I hope that my ego and all the chances and offerings I have now, and, of course, I hope I can stay a little criminal for awhile, and enjoy how great it is to work with big budgets and big names for now, which I might do. I hope I will stay daring. You know? I hope I will be able to continue to make films like they would be. I was saying we should make VICTORIA like it’s our last film. We cannot make this as a further step within our career because we just really have to do something that’s way more than that. I hope I can keep doing that.”

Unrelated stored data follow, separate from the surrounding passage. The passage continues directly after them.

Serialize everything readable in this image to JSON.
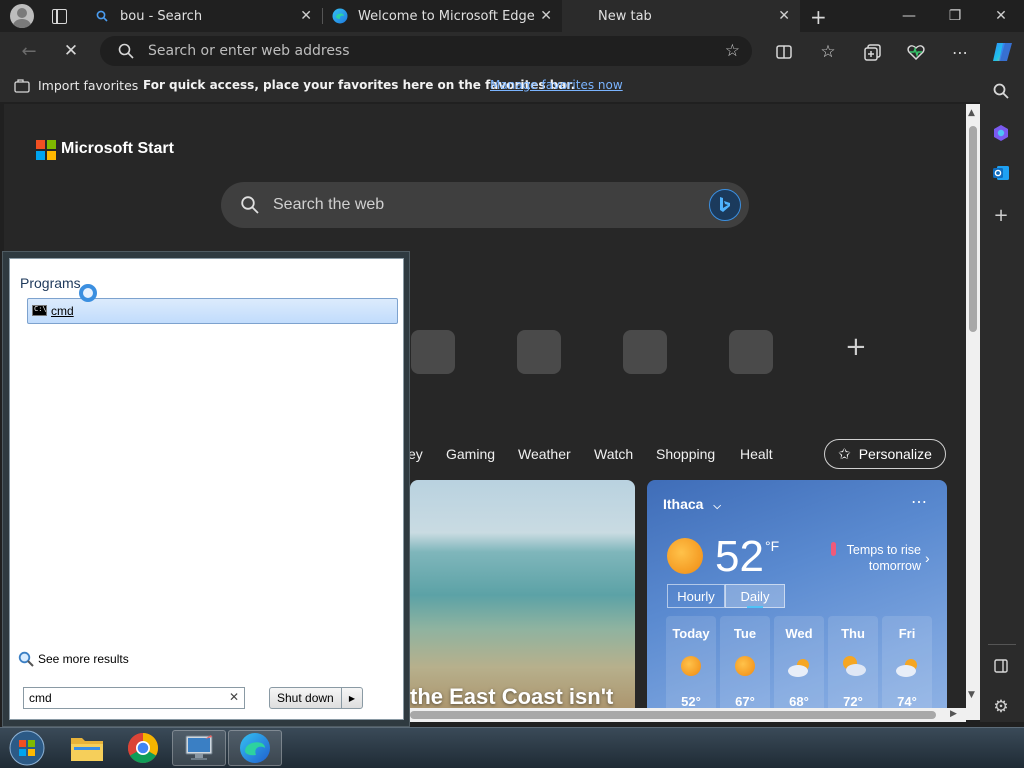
{
  "browser": {
    "tabs": [
      {
        "title": "bou - Search",
        "icon": "search-icon"
      },
      {
        "title": "Welcome to Microsoft Edge",
        "icon": "edge-icon"
      },
      {
        "title": "New tab",
        "icon": "none"
      }
    ],
    "address_placeholder": "Search or enter web address",
    "favorites_bar": {
      "import_label": "Import favorites",
      "message": "For quick access, place your favorites here on the favorites bar.",
      "manage_link": "Manage favorites now"
    }
  },
  "page": {
    "brand": "Microsoft Start",
    "search_placeholder": "Search the web",
    "nav_items": [
      "ey",
      "Gaming",
      "Weather",
      "Watch",
      "Shopping",
      "Healt"
    ],
    "personalize_label": "Personalize",
    "headline": "the East Coast isn't",
    "weather": {
      "location": "Ithaca",
      "temperature": "52",
      "unit": "°F",
      "alert_line1": "Temps to rise",
      "alert_line2": "tomorrow",
      "tab_hourly": "Hourly",
      "tab_daily": "Daily",
      "forecast": [
        {
          "day": "Today",
          "temp": "52°",
          "icon": "sun-icon"
        },
        {
          "day": "Tue",
          "temp": "67°",
          "icon": "sun-icon"
        },
        {
          "day": "Wed",
          "temp": "68°",
          "icon": "cloud-icon"
        },
        {
          "day": "Thu",
          "temp": "72°",
          "icon": "partly-cloudy-icon"
        },
        {
          "day": "Fri",
          "temp": "74°",
          "icon": "cloud-icon"
        }
      ]
    }
  },
  "start_menu": {
    "heading": "Programs",
    "result": "cmd",
    "see_more": "See more results",
    "search_value": "cmd",
    "shutdown_label": "Shut down"
  },
  "colors": {
    "accent": "#7ab4ff",
    "selection": "#c1dcfc"
  }
}
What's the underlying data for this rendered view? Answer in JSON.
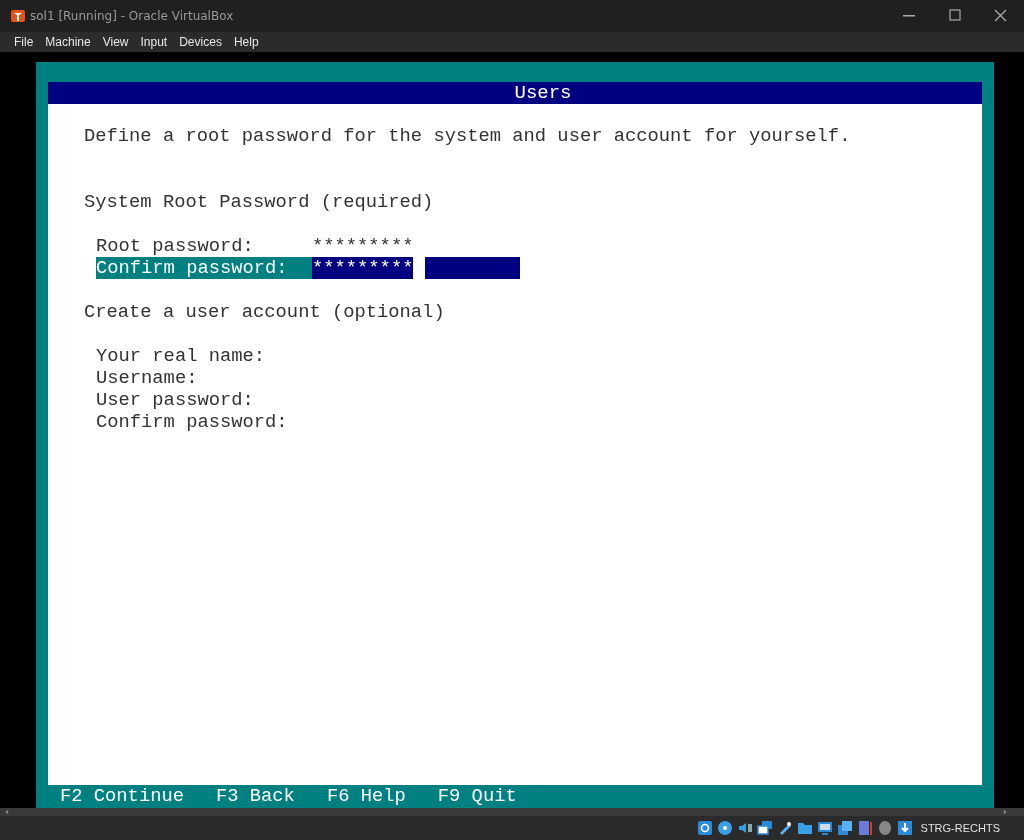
{
  "window": {
    "title": "sol1 [Running] - Oracle VirtualBox"
  },
  "menu": [
    "File",
    "Machine",
    "View",
    "Input",
    "Devices",
    "Help"
  ],
  "installer": {
    "title": "Users",
    "intro": "Define a root password for the system and user account for yourself.",
    "sections": [
      {
        "heading": "System Root Password (required)",
        "fields": [
          {
            "label": "Root password:",
            "value": "*********",
            "selected": false
          },
          {
            "label": "Confirm password:",
            "value": "*********",
            "selected": true
          }
        ]
      },
      {
        "heading": "Create a user account (optional)",
        "fields": [
          {
            "label": "Your real name:",
            "selected": false
          },
          {
            "label": "Username:",
            "selected": false
          },
          {
            "label": "User password:",
            "selected": false
          },
          {
            "label": "Confirm password:",
            "selected": false
          }
        ]
      }
    ],
    "keys": [
      "F2 Continue",
      "F3 Back",
      "F6 Help",
      "F9 Quit"
    ]
  },
  "status_bar": {
    "host_key": "STRG-RECHTS"
  }
}
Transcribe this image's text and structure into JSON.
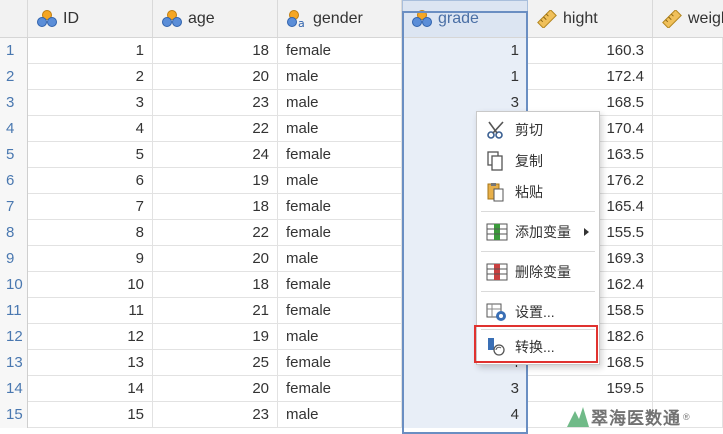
{
  "columns": [
    {
      "key": "id",
      "label": "ID",
      "icon": "nominal-icon"
    },
    {
      "key": "age",
      "label": "age",
      "icon": "nominal-icon"
    },
    {
      "key": "gender",
      "label": "gender",
      "icon": "nominal-text-icon"
    },
    {
      "key": "grade",
      "label": "grade",
      "icon": "nominal-icon"
    },
    {
      "key": "hight",
      "label": "hight",
      "icon": "ruler-icon"
    },
    {
      "key": "weight",
      "label": "weigh",
      "icon": "ruler-icon"
    }
  ],
  "rows": [
    {
      "n": "1",
      "id": "1",
      "age": "18",
      "gender": "female",
      "grade": "1",
      "hight": "160.3"
    },
    {
      "n": "2",
      "id": "2",
      "age": "20",
      "gender": "male",
      "grade": "1",
      "hight": "172.4"
    },
    {
      "n": "3",
      "id": "3",
      "age": "23",
      "gender": "male",
      "grade": "3",
      "hight": "168.5"
    },
    {
      "n": "4",
      "id": "4",
      "age": "22",
      "gender": "male",
      "grade": "",
      "hight": "170.4"
    },
    {
      "n": "5",
      "id": "5",
      "age": "24",
      "gender": "female",
      "grade": "",
      "hight": "163.5"
    },
    {
      "n": "6",
      "id": "6",
      "age": "19",
      "gender": "male",
      "grade": "",
      "hight": "176.2"
    },
    {
      "n": "7",
      "id": "7",
      "age": "18",
      "gender": "female",
      "grade": "",
      "hight": "165.4"
    },
    {
      "n": "8",
      "id": "8",
      "age": "22",
      "gender": "female",
      "grade": "",
      "hight": "155.5"
    },
    {
      "n": "9",
      "id": "9",
      "age": "20",
      "gender": "male",
      "grade": "",
      "hight": "169.3"
    },
    {
      "n": "10",
      "id": "10",
      "age": "18",
      "gender": "female",
      "grade": "",
      "hight": "162.4"
    },
    {
      "n": "11",
      "id": "11",
      "age": "21",
      "gender": "female",
      "grade": "",
      "hight": "158.5"
    },
    {
      "n": "12",
      "id": "12",
      "age": "19",
      "gender": "male",
      "grade": "",
      "hight": "182.6"
    },
    {
      "n": "13",
      "id": "13",
      "age": "25",
      "gender": "female",
      "grade": "4",
      "hight": "168.5"
    },
    {
      "n": "14",
      "id": "14",
      "age": "20",
      "gender": "female",
      "grade": "3",
      "hight": "159.5"
    },
    {
      "n": "15",
      "id": "15",
      "age": "23",
      "gender": "male",
      "grade": "4",
      "hight": ""
    }
  ],
  "context_menu": {
    "cut": "剪切",
    "copy": "复制",
    "paste": "粘贴",
    "add_variable": "添加变量",
    "delete_variable": "删除变量",
    "settings": "设置...",
    "transform": "转换..."
  },
  "watermark": {
    "text": "翠海医数通",
    "mark": "®"
  },
  "colors": {
    "selection_border": "#6a8ec2",
    "highlight_box": "#e0322f",
    "row_number": "#4a78b0"
  }
}
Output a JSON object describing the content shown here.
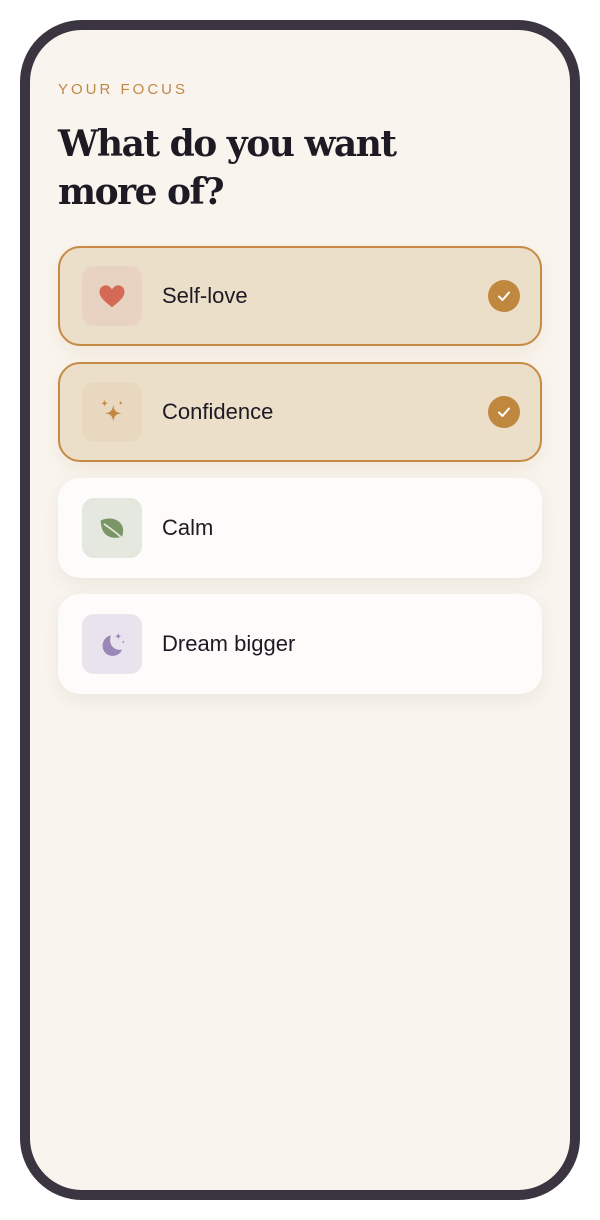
{
  "screen": {
    "eyebrow": "YOUR FOCUS",
    "title": "What do you want more of?"
  },
  "options": [
    {
      "label": "Self-love",
      "icon": "heart-icon",
      "selected": true,
      "icon_color": "#d46a56",
      "tile_color": "#e8d3c3"
    },
    {
      "label": "Confidence",
      "icon": "sparkle-icon",
      "selected": true,
      "icon_color": "#c4873f",
      "tile_color": "#e8d8bf"
    },
    {
      "label": "Calm",
      "icon": "leaf-icon",
      "selected": false,
      "icon_color": "#7a9566",
      "tile_color": "#e4e8df"
    },
    {
      "label": "Dream bigger",
      "icon": "moon-stars-icon",
      "selected": false,
      "icon_color": "#9a86b8",
      "tile_color": "#e8e3ec"
    }
  ],
  "colors": {
    "accent": "#c0873f",
    "background": "#f9f5ee",
    "frame": "#3a3540",
    "text": "#1e1a24"
  }
}
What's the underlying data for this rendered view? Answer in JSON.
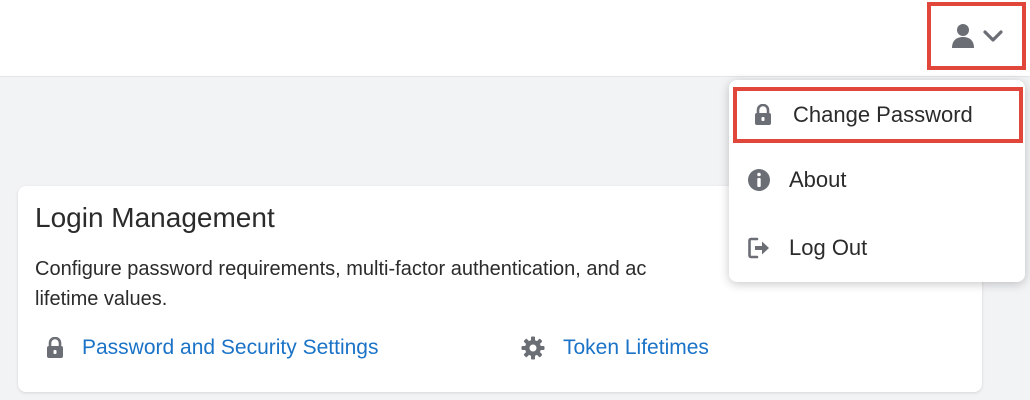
{
  "header": {
    "user_menu": {
      "icon": "user-icon",
      "caret_icon": "chevron-down-icon",
      "highlight_color": "#e0473a"
    }
  },
  "dropdown": {
    "items": [
      {
        "label": "Change Password",
        "icon": "lock-icon",
        "highlighted": true
      },
      {
        "label": "About",
        "icon": "info-icon",
        "highlighted": false
      },
      {
        "label": "Log Out",
        "icon": "logout-icon",
        "highlighted": false
      }
    ]
  },
  "card": {
    "title": "Login Management",
    "description": "Configure password requirements, multi-factor authentication, and ac",
    "description_line2": "lifetime values.",
    "links": [
      {
        "label": "Password and Security Settings",
        "icon": "lock-icon"
      },
      {
        "label": "Token Lifetimes",
        "icon": "gear-icon"
      }
    ],
    "link_color": "#1a73c7"
  }
}
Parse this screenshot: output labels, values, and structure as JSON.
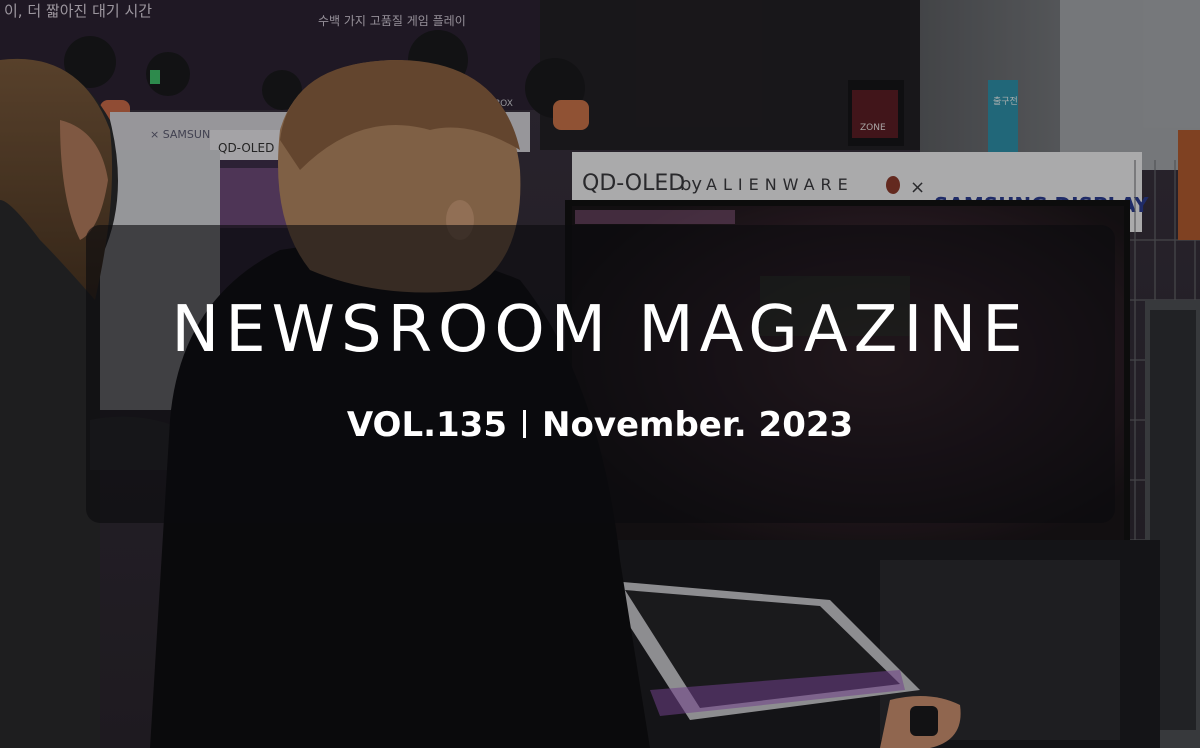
{
  "magazine": {
    "title": "NEWSROOM MAGAZINE",
    "volume": "VOL.135",
    "date": "November. 2023"
  },
  "background_signage": {
    "top_banner_left": "이, 더 짧아진 대기 시간",
    "top_banner_mid": "수백 가지 고품질 게임 플레이",
    "monitor_sign_left_brand": "QD-OLED",
    "monitor_sign_by": "by",
    "monitor_sign_alienware": "ALIENWARE",
    "monitor_sign_x": "×",
    "monitor_sign_samsung": "SAMSUNG DISPLAY",
    "small_sign_left": "QD-OLED",
    "small_sign_samsung": "× SAMSUNG DISPLAY",
    "rog_zone": "ZONE",
    "exit_sign": "출구전",
    "xbox_label": "XBOX"
  },
  "colors": {
    "overlay": "#0c0c0e",
    "text": "#ffffff",
    "samsung_blue": "#2b3c8f"
  }
}
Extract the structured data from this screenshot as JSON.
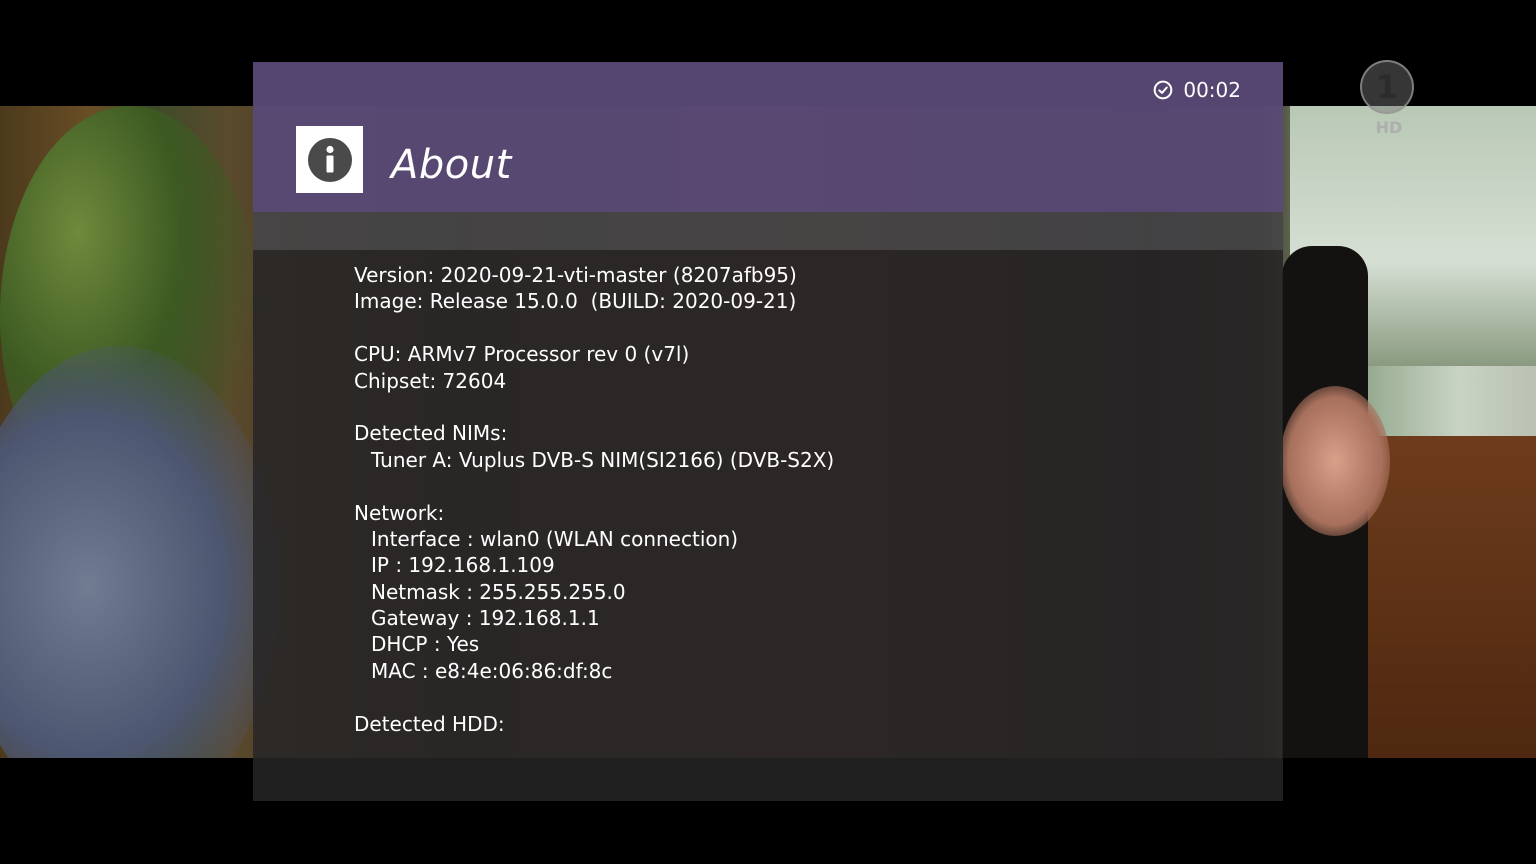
{
  "clock": {
    "time": "00:02",
    "icon": "clock-icon"
  },
  "channel": {
    "logo_icon": "das-erste-logo",
    "logo_number": "1",
    "quality": "HD"
  },
  "dialog": {
    "title": "About",
    "icon": "info-icon",
    "header_color": "#584a76",
    "body_color": "#262526"
  },
  "info": {
    "version": "Version: 2020-09-21-vti-master (8207afb95)",
    "image": "Image: Release 15.0.0  (BUILD: 2020-09-21)",
    "cpu": "CPU: ARMv7 Processor rev 0 (v7l)",
    "chipset": "Chipset: 72604",
    "nims_heading": "Detected NIMs:",
    "nims": [
      "Tuner A: Vuplus DVB-S NIM(SI2166) (DVB-S2X)"
    ],
    "network_heading": "Network:",
    "network": [
      "Interface : wlan0 (WLAN connection)",
      "IP : 192.168.1.109",
      "Netmask : 255.255.255.0",
      "Gateway : 192.168.1.1",
      "DHCP : Yes",
      "MAC : e8:4e:06:86:df:8c"
    ],
    "hdd_heading": "Detected HDD:"
  }
}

What do you think that says about us as a society that we’re kind of drawn to material or characters like this, where we kind of do live vicariously through it? Morally, we would like to say that we wouldn’t do anything like this, but we watch movies and television with this kind of material and we’re drawn to them.
Schipper: “Because we’re alive. Because we need stories to not go insane. There’s a huge difference in a story about something and doing it. That’s a huge difference. I think everybody falls completely short to mistake a daydream for reality. Daydreams and thinking crazy stuff– it’s beautiful to think up crazy stories, and it’s beautiful to have a great, dirty, unmonitored fantasy about what you could do. That doesn’t mean you have to do it. That’s the beauty. We can’t have films where people set great examples. Of course we can, but what would it be?
There would be no Richard III, and there would be no Joker pressing Batman to relive that entity. We need that, though. Those things I think are in the mechanics in us. It’s like the love, and the hate, and the lust, and the humor, and all that is what makes us, but we don’t have to go and kill people to live it out. But it’s brilliant and wonderful to see stories about that. That’s why kids love stories. They love that because it helps them find that entity. Not because they want to do that.”
For sure. I agree 100%. Well, man, I feel like I could talk to you all day. I really enjoyed this movie so much, and I’ve enjoyed speaking with you about it.
Schipper: “I was just thinking that, too”
VICTORIA premiere today at Fantastic Fest, but there’s an encore screening on Tuesday (9/29) at 8:30 p.m. It will also open in limited release on October 9th.